The Green Road serves up plenty of Irish angst

Green roadIrish authors have a magical way with words. When I’m reading a book by an Irish author I can almost hear the lilt in the story-teller’s voice. They do, however, have a tendency to write rather bleak stories that rarely have a happy ending. Not that this is a criticism; it’s just that when I read I like to be uplifted. Many years ago I tried to get through Angela’s Ashes by Frank McCourt. After reading several chapters of depressing narrative about dead babies, cold, damp tenant housing, starving children and drunken out-of-work husbands, I finally gave up. Despite the superb writing I just couldn’t take any more grief. In a way, Anne Enright’s The Green Road is true to the same genre of troubled Irish families but not nearly as dark and something compelled me to keep reading in case things turned around.

Rosaleen Madigan married beneath her station and produced four children, two boys and two girls, Constance, Dan, Emmet and Hanna, with her husband Pat in a west-coast village in County Clare. Rosaleen loved Pat and she loved her babies. But she ran into trouble when the children grew older and presented her with their individual challenges and personality quirks. As a result, she grew defensive and passive-aggressive. Her behaviour reminded me of Marie Barone from Everybody Loves Raymond. She martyred herself, became overly dramatic and frequently simply abdicated her responsibility. Family life was a troubled affair.

The lifestyles of her four children as adults were completely divergent. Unmarried son Emmet spent most of his time trying to save the world as an aid worker in Africa. Conflicted Dan moved to America to avoid having to confront his mother about being gay, and Canadian readers will enjoy the scenes from his life in Toronto. Constance, the eldest, married a local builder, had children of her own and enjoyed a comfortable lifestyle living near her mother, while enduring their strained relationship. Hanna, the youngest was the bohemian of the family. As a frustrated actor with a baby, she struggled with depression and a drinking problem, a source of stress with her partner.

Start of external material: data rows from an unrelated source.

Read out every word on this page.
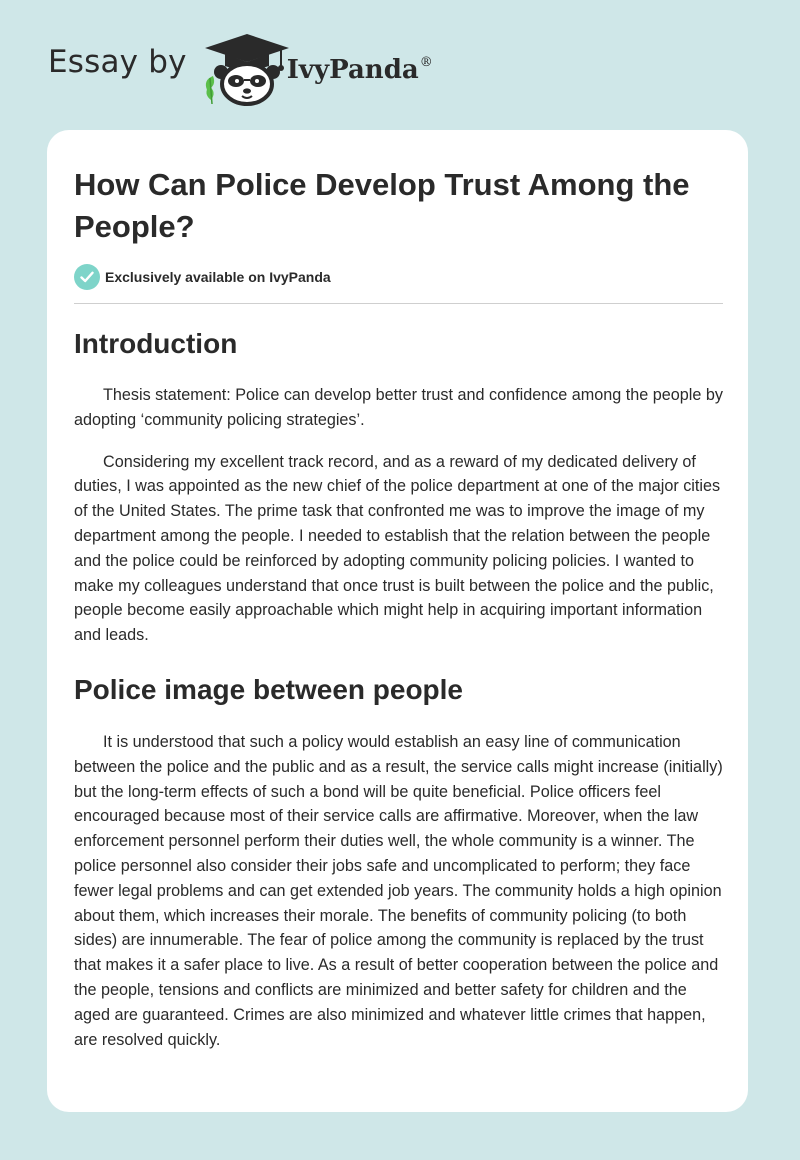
Essay by	IvyPanda®
How Can Police Develop Trust Among the People?
Exclusively available on IvyPanda
Introduction

Thesis statement: Police can develop better trust and confidence among the people by adopting ‘community policing strategies’.

Considering my excellent track record, and as a reward of my dedicated delivery of duties, I was appointed as the new chief of the police department at one of the major cities of the United States. The prime task that confronted me was to improve the image of my department among the people. I needed to establish that the relation between the people and the police could be reinforced by adopting community policing policies. I wanted to make my colleagues understand that once trust is built between the police and the public, people become easily approachable which might help in acquiring important information and leads.

Police image between people

It is understood that such a policy would establish an easy line of communication between the police and the public and as a result, the service calls might increase (initially) but the long-term effects of such a bond will be quite beneficial. Police officers feel encouraged because most of their service calls are affirmative. Moreover, when the law enforcement personnel perform their duties well, the whole community is a winner. The police personnel also consider their jobs safe and uncomplicated to perform; they face fewer legal problems and can get extended job years. The community holds a high opinion about them, which increases their morale. The benefits of community policing (to both sides) are innumerable. The fear of police among the community is replaced by the trust that makes it a safer place to live. As a result of better cooperation between the police and the people, tensions and conflicts are minimized and better safety for children and the aged are guaranteed. Crimes are also minimized and whatever little crimes that happen, are resolved quickly.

Anne Enright writes in a way that I really enjoy reading. In fact, I find she accomplishes what everyone says Alice Munro does so well, but I find Enright’s prose more compelling. She describes seemingly mundane, colourless everyday scenes and activities with a delicate painter’s brush—frayed nerves during antagonistic family conversations in the kitchen; frustrations with simply trying to do the grocery shopping the day before Christmas; accepting the realization that life did not turn out the way you hoped it would. These are experiences we can all relate to and Enright makes them engaging. The Green Road is basically a character study and is a fast read. I enjoyed it and if you like to read about family dynamics in today’s world, I think you’ll enjoy it too, with its gentle touch of Irish angst.